HONG KONG, August 6 – Standard Chartered confirmed Wednesday that it faces fresh US fines over alleged breaches in its anti money laundering systems, two years after it paid massive penalties for violating American sanctions.
Media reports said the probe by New York’s financial regulator followed allegations that the London-based, Hong Kong listed lender failed to spot millions of risky transactions flowing through its US operations.
The bank said it was bracing to pay fines following the new investigation. The New York Times reported that regulators were seeking a “nine figure penalty”.
“Certain issues have been identified with respect to the group’s post transaction surveillance system, which is part of its anti money laundering systems and controls and is separate from the group’s sanctions screening systems,” the bank said in a filing to the Hong Kong Stock Exchange as it announced its first half results.
“The group is engaged in discussions with New York State Department of Financial Services with respect to those issues and their ongoing remediation.”
Standard Chartered said a “monetary penalty and remedial actions” would likely follow the investigation.
– Banks busted over sanctions –
In December 2012, Standard Chartered agreed to pay US authorities $327 million to settle charges it violated American sanctions, principally on Iran but also on Myanmar, Libya and Sudan.
Four months earlier the New York state banking watchdog had fined the bank $340 million in the same investigation, saying it hid 60,000 transactions with proscribed Iranian clients worth $250 billion over 10 years.
US authorities said the bank had stripped messages on financial transfers routed through US banks of information that would show the beneficiaries were businesses and entities that fell under American sanctions.
Several international banking groups have faced hefty fines from US regulators in recent years for busting sanctions.
HSBC — which was also accused of complicity in money laundering — paid out $1.9 billion in 2012, while Dutch bank ING paid a relatively paltry $619 million.
Most recently, France’s largest bank BNP Paribas was fined a record $8.9 billion last month for violating sanctions on Iran and Sudan, pleading guilty to charges that it deliberately hid thousands of transactions with the two countries as well as Myanmar and Cuba in what officials called a “complex and pervasive scheme”.
News of the fresh investigation came as Standard Chartered announced that its year on year profit for the first half of 2014 was up slightly at 8.4 percent.

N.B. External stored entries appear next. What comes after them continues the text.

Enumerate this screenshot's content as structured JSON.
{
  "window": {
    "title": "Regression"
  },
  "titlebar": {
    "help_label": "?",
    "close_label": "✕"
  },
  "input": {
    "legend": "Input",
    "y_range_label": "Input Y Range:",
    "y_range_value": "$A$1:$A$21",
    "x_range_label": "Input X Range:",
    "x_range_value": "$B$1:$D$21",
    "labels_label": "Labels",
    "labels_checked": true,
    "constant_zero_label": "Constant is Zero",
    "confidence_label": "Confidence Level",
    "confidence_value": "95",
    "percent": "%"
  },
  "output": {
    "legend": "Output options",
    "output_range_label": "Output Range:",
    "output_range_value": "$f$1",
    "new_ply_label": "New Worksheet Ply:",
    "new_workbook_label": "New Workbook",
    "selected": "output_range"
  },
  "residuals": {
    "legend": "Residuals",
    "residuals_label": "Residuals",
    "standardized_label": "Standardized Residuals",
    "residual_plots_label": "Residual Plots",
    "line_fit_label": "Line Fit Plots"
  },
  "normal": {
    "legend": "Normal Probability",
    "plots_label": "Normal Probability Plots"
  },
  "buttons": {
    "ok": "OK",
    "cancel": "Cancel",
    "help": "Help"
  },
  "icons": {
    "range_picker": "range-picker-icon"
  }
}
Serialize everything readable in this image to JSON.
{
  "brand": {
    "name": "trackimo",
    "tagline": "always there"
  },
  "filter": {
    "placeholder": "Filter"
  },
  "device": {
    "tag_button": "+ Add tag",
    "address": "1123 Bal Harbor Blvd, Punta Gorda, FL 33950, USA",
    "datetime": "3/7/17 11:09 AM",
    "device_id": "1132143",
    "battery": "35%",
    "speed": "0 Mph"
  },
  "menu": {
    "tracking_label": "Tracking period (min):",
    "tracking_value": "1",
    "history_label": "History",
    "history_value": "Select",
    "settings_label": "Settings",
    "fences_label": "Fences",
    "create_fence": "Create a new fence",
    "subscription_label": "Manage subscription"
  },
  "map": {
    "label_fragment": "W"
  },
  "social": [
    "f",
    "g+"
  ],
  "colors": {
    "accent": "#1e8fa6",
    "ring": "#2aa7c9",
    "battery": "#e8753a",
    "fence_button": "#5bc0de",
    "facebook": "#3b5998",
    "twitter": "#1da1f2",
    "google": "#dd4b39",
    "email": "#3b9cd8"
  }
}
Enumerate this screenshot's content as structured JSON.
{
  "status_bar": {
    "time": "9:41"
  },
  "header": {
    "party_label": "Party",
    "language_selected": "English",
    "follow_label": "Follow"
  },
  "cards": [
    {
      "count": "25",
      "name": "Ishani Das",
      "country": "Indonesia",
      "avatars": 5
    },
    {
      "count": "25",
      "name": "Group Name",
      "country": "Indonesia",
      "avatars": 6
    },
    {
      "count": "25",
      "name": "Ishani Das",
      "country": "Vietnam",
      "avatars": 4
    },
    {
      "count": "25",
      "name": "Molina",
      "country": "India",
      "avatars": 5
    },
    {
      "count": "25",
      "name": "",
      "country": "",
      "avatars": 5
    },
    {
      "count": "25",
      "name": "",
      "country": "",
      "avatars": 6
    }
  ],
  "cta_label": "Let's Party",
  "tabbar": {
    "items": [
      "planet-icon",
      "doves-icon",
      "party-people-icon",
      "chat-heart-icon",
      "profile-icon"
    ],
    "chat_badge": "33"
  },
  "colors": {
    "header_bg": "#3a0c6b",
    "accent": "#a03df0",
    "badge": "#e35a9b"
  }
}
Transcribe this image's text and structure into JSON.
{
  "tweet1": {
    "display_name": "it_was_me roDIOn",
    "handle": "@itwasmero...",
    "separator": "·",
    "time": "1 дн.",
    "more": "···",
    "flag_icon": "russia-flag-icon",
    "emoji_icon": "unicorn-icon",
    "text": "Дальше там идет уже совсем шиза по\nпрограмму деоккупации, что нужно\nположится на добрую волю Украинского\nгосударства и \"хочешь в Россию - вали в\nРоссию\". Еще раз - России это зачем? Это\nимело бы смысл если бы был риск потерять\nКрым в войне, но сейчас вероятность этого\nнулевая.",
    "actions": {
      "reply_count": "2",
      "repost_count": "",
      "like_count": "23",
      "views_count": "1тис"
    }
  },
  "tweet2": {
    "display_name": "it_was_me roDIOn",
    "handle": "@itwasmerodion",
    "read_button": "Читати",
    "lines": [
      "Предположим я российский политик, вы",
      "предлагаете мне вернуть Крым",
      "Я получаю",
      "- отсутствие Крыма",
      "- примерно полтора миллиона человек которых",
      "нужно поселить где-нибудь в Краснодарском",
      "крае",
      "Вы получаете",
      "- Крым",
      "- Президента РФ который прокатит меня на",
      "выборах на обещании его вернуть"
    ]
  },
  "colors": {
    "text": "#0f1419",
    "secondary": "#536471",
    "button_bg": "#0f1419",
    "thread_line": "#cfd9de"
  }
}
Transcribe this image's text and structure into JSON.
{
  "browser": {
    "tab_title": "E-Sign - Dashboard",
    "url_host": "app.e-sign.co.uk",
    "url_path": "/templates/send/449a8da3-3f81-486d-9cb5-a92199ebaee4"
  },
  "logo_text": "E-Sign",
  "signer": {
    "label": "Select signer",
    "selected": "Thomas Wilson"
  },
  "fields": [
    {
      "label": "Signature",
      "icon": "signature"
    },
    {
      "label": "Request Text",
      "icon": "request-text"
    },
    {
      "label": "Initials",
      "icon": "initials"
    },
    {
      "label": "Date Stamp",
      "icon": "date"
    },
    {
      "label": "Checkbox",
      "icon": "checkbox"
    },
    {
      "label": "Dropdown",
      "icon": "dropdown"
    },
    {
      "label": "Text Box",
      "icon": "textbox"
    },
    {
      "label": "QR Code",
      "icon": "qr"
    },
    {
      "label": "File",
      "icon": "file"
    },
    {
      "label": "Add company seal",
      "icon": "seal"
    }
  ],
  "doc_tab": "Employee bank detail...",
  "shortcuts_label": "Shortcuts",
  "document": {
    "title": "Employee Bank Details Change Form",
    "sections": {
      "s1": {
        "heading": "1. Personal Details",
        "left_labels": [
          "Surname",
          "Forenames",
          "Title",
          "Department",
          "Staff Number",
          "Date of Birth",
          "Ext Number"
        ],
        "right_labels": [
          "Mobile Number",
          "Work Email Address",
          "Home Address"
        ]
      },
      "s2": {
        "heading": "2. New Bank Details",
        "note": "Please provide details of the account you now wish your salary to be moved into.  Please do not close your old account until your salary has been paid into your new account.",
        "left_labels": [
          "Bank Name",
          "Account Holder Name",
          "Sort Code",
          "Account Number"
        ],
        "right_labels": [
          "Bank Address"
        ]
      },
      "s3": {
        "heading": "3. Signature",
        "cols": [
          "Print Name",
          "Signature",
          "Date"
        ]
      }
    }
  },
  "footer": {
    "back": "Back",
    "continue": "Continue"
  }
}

The Asia-focused bank saw increasing losses on loans and a weak financial market affect its operations, with net profit at $2.31 billion for the six months ending June 30, up from $2.13 billion in the same period last year.
But the bank’s profit before tax was down 20 percent at $3.27 billion from $4.09 billion last year, with impairment losses on loans seeing a loss of $846 million increased from last year’s loss of $730 million in the same period.
Operating income fell almost five percent to $9.27 billion from $9.75 in the previous year.
Chief executive Peter Sands admitted that the results were “disappointing”.
“It is not what we strive for and not what our investors expect,” he said in the filing.
Richard Hunter, Head of Equities at Hargreaves Lansdown Stockbrokers, said the figures made for “sorry reading”.
But he added: “The previous profit warning took much of the sting out of this update.”
The results and probe were announced after Hong Kong’s stock exchange closed for the night.
In London, shares in Standard Chartered were down 1.89 percent to 1,193.5 pence at 1100 GMT. London’s benchmark FTSE 100 was down 1.19 percent to 6,602.89 points.